Nous le savons bien à la CFDT que les modes de production mis en place sont potentiellement destructeurs.

Nous avons fait une enquête dans les centres d'appel.

A partir de cette enquête, nous avons construit une démarche afin de proposer des idées venant des personnels.

Une de ces idées qui améliorera le quotidien d'une catégorie des télévendeurs et pourra donner un peu d'autonomie aux opérateurs dans la gestion de leur temps de travail quotidien va être mise en place. Les horaires individualisés au CCGV de Nantes sont actuellement sur les rails, il reste des étapes à franchir, mais nous ne comprendrions pas que le CER de Nantes puisse refuser cette mise en place, quand la SNCF lui demandera son avis.

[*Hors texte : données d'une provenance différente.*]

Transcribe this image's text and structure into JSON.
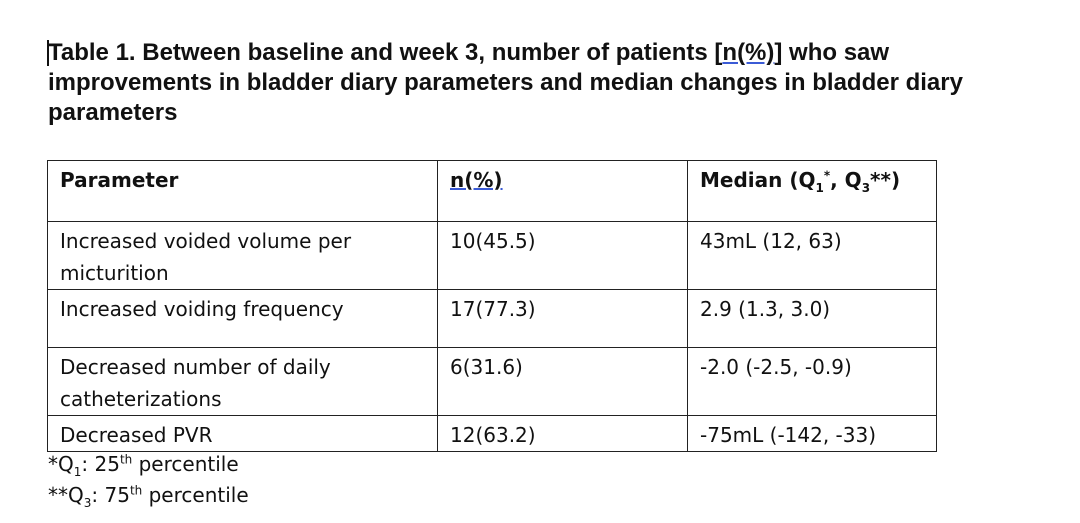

La CFDT, qui est à l'origine de cette démarche, a été reçue deux fois par la Direction.

  • Une fois en juin pour présenter notre enquête et formuler nos demandes,
  • Une fois ensuite en septembre pour entendre la Direction nous proposer une solution rentrant dans un cadre bien précis qu'est le RH 0136.

Satisfaits ? Non, car la mise en place d'horaires individualisés peut entreprise dans tous les centres d'appels. Encore faut-il s'en donner la peine et les moyens.

Satisfaits ? Non, car si ce système avait été mis en place au CLD de Vannes, une salariée n'aurait pas reçu une demande d'explication pour des retards à la prise de service (5 en tout totalisant à peine plus de... 20 minutes).

Il semble quand même qu'à la suite d'un entretien avec son N+2 en présence de son N+1, l'agente étant accompagnée par un représentant du personnel CFDT siégeant à cette CFHSCT, que « cette peau de bouc » restera sans suite.

Je vous remercie, Madame la présidente.